You are viewing a plain text version of this content. The canonical link for it is here.
Posted to user@tika.apache.org by ph...@free.fr on 2013/07/08 17:57:01 UTC
Writing a customer Tika parser based on a XML schema
Hello,
I would like to write a custom Tika Parser based on a XML Schema (by "based" I mean "which uses the attributes in that file").

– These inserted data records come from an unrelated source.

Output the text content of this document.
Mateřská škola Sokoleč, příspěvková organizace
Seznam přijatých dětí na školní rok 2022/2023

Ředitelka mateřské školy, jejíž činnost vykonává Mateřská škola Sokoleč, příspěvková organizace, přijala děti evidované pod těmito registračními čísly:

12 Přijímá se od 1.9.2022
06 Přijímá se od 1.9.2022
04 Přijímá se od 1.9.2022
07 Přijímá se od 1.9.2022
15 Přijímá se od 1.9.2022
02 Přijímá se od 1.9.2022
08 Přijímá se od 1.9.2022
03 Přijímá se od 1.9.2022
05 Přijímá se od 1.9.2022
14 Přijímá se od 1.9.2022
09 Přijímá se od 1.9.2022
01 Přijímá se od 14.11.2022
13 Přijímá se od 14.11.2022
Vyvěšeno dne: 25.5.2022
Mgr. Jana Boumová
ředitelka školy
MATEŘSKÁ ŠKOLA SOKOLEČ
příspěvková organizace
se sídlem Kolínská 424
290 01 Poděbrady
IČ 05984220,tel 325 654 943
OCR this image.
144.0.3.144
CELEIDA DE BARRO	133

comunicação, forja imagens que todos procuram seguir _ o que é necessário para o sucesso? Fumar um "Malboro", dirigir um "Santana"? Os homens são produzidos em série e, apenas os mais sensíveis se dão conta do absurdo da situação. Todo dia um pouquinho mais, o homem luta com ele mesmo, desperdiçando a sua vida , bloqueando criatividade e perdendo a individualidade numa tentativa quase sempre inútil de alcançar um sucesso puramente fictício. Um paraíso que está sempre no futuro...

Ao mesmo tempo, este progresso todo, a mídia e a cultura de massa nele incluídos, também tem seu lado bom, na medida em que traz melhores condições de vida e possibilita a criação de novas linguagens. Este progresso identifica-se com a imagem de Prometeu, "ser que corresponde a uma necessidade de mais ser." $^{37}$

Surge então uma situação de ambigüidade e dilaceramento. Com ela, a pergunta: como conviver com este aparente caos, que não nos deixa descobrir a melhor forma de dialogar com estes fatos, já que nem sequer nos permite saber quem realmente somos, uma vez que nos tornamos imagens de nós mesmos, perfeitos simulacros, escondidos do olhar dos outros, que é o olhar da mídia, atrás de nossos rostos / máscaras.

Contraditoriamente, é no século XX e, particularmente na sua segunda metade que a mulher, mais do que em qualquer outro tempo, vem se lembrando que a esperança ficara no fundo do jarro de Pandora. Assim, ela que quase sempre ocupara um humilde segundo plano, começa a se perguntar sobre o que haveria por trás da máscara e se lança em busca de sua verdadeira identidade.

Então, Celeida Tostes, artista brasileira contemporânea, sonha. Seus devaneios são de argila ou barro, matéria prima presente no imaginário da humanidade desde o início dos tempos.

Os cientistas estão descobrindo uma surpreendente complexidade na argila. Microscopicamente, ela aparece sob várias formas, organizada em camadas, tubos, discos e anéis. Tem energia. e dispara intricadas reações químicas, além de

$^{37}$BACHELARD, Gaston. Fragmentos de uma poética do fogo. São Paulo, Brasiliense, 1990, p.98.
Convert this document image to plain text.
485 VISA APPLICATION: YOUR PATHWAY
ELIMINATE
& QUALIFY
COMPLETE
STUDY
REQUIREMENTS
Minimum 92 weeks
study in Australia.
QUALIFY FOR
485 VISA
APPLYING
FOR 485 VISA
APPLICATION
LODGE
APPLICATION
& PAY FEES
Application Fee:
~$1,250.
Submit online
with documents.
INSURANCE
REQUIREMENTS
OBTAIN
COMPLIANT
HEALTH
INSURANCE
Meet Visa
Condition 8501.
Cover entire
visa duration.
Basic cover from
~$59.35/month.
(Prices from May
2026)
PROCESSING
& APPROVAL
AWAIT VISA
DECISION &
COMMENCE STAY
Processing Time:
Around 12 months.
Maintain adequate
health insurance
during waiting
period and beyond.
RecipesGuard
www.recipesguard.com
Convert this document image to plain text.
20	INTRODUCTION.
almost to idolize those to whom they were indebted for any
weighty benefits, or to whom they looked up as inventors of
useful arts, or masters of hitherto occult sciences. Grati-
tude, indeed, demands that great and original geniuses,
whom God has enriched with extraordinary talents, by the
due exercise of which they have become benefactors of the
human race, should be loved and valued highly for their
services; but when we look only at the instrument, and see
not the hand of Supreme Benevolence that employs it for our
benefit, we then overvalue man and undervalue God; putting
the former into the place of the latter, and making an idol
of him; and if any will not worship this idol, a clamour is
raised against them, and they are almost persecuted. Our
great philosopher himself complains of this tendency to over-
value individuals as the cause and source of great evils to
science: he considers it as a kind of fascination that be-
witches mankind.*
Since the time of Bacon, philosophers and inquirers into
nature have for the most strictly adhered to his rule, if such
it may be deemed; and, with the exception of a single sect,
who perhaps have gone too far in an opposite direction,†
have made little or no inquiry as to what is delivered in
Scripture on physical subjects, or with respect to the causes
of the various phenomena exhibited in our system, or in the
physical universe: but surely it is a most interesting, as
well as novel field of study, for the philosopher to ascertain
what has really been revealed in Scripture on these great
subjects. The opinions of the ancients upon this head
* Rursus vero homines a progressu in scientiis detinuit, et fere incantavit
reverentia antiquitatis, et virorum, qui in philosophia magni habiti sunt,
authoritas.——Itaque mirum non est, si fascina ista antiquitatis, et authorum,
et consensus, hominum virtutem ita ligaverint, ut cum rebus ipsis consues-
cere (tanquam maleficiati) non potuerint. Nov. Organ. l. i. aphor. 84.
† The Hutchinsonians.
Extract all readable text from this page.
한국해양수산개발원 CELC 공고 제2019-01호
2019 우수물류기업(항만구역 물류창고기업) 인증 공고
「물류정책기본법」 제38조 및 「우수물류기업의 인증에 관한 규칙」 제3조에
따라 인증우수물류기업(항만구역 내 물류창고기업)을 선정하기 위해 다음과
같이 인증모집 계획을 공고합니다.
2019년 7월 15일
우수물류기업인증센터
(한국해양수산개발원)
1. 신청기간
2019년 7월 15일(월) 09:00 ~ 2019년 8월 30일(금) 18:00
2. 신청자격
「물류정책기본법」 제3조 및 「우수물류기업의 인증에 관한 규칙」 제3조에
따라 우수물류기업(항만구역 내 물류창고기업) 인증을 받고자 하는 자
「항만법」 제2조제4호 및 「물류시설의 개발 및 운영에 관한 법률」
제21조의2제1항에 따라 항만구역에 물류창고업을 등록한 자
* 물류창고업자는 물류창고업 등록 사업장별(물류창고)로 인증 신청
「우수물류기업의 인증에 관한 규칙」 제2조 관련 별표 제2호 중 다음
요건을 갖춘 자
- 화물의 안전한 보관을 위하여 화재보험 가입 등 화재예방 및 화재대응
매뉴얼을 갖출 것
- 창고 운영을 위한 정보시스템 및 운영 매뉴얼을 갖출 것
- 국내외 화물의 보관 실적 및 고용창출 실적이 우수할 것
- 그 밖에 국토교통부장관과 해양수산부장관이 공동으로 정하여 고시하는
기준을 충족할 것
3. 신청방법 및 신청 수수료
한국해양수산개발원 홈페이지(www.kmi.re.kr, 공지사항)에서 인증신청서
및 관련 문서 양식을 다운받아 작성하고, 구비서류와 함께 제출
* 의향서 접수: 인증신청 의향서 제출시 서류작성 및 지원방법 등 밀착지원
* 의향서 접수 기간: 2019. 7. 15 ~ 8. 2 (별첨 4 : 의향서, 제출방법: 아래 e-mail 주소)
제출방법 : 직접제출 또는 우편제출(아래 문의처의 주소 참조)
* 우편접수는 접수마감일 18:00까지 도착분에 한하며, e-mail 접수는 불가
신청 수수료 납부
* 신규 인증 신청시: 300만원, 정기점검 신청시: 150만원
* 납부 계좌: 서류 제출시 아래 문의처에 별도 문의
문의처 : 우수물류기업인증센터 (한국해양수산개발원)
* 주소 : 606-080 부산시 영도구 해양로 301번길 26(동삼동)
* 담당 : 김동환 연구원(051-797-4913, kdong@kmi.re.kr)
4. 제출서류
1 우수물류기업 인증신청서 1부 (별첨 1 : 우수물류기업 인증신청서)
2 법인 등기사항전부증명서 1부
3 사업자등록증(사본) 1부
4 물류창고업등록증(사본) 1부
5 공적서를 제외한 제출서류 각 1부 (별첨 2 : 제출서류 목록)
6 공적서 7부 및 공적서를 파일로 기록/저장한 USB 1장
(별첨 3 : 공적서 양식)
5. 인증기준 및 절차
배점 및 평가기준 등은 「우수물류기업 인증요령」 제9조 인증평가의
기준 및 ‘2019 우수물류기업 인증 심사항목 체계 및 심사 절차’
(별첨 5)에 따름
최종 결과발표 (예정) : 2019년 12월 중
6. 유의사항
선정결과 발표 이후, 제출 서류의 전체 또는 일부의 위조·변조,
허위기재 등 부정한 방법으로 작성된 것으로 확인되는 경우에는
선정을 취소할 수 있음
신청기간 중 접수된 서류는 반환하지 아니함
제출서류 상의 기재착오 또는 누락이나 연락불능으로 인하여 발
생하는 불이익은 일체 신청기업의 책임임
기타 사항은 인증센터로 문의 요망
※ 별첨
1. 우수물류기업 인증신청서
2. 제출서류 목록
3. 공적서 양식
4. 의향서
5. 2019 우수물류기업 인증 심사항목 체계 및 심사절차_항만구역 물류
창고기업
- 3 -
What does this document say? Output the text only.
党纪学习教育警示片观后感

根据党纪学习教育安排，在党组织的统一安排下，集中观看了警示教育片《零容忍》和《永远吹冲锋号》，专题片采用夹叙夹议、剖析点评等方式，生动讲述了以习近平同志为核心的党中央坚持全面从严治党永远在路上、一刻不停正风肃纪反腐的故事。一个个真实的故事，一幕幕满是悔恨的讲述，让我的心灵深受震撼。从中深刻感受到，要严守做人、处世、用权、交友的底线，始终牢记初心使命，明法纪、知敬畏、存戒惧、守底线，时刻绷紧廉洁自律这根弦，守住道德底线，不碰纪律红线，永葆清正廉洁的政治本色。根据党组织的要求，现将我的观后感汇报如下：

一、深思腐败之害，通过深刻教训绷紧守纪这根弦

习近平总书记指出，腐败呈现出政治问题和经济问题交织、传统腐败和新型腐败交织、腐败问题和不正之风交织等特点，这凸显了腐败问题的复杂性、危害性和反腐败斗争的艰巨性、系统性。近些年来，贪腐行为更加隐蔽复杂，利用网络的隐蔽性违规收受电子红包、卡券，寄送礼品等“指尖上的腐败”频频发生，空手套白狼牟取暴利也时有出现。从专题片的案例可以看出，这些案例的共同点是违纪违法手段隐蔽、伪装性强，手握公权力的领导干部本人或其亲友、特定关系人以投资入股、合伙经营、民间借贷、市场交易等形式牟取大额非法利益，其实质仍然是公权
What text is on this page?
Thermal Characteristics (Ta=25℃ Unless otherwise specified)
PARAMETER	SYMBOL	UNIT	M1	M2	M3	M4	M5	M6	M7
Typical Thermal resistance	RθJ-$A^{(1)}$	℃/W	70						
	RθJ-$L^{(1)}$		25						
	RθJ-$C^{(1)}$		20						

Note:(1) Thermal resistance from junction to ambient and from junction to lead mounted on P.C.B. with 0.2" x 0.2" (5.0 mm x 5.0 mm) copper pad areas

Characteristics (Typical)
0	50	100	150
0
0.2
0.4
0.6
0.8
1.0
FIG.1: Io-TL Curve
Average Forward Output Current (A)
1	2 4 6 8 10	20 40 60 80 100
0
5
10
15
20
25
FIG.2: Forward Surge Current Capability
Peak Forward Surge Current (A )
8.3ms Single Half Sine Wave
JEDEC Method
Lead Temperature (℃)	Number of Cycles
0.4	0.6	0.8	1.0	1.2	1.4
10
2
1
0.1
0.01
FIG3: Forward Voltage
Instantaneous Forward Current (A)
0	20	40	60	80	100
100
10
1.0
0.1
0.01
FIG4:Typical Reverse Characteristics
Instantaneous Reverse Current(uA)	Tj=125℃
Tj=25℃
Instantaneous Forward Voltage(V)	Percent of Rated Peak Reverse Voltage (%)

The files which I would like to parse look have the following structure:
----------------------------------
<?xml version="1.0" encoding="ISO-8859-1" ?>
<article artName="abc" _Title="Maastricht" _Byline="By abc" _Dateline="abc" _CategoryId="news" _SourceId="Others" _AltSource="newspaper" Summary="An abc businessman ...">
<head>
<clipsHead>New York</clipsHead>
</head>
<body>
<dateline>
<txt it="No" bd="Yes">New York</txt>
</dateline>
<byline>By L Z</byline>
<credit>Newspaper</credit>
........................
----------------------------------
and here's the XML Schema File's structure:
----------------------------------
<Schema name="GN3" xmlns="urn:schemas-microsoft-com:xml-data" xmlns:dt="urn:schemas-microsoft-com:datatypes" xmlns:gn3="urn:schemas-teradp-com:gn3">
<!-- METADATA 2.0 - ATTRIBUTES -->
<AttributeType
name="_UID"
required="no"
dt:type="string"
gn3:label="Reference UID:"
default=""
/>
<AttributeType
name="_Priority"
required="no"
dt:type="i4"
gn3:label="Priority:"
default="2"
/>
<AttributeType
name="_Byline"
required="no"
dt:type="string"
gn3:style="multiLine"
gn3:label="Byline:"
default=""
/>
......
----------------------------------
Any suggestions would be greatly appreciated.
Philippe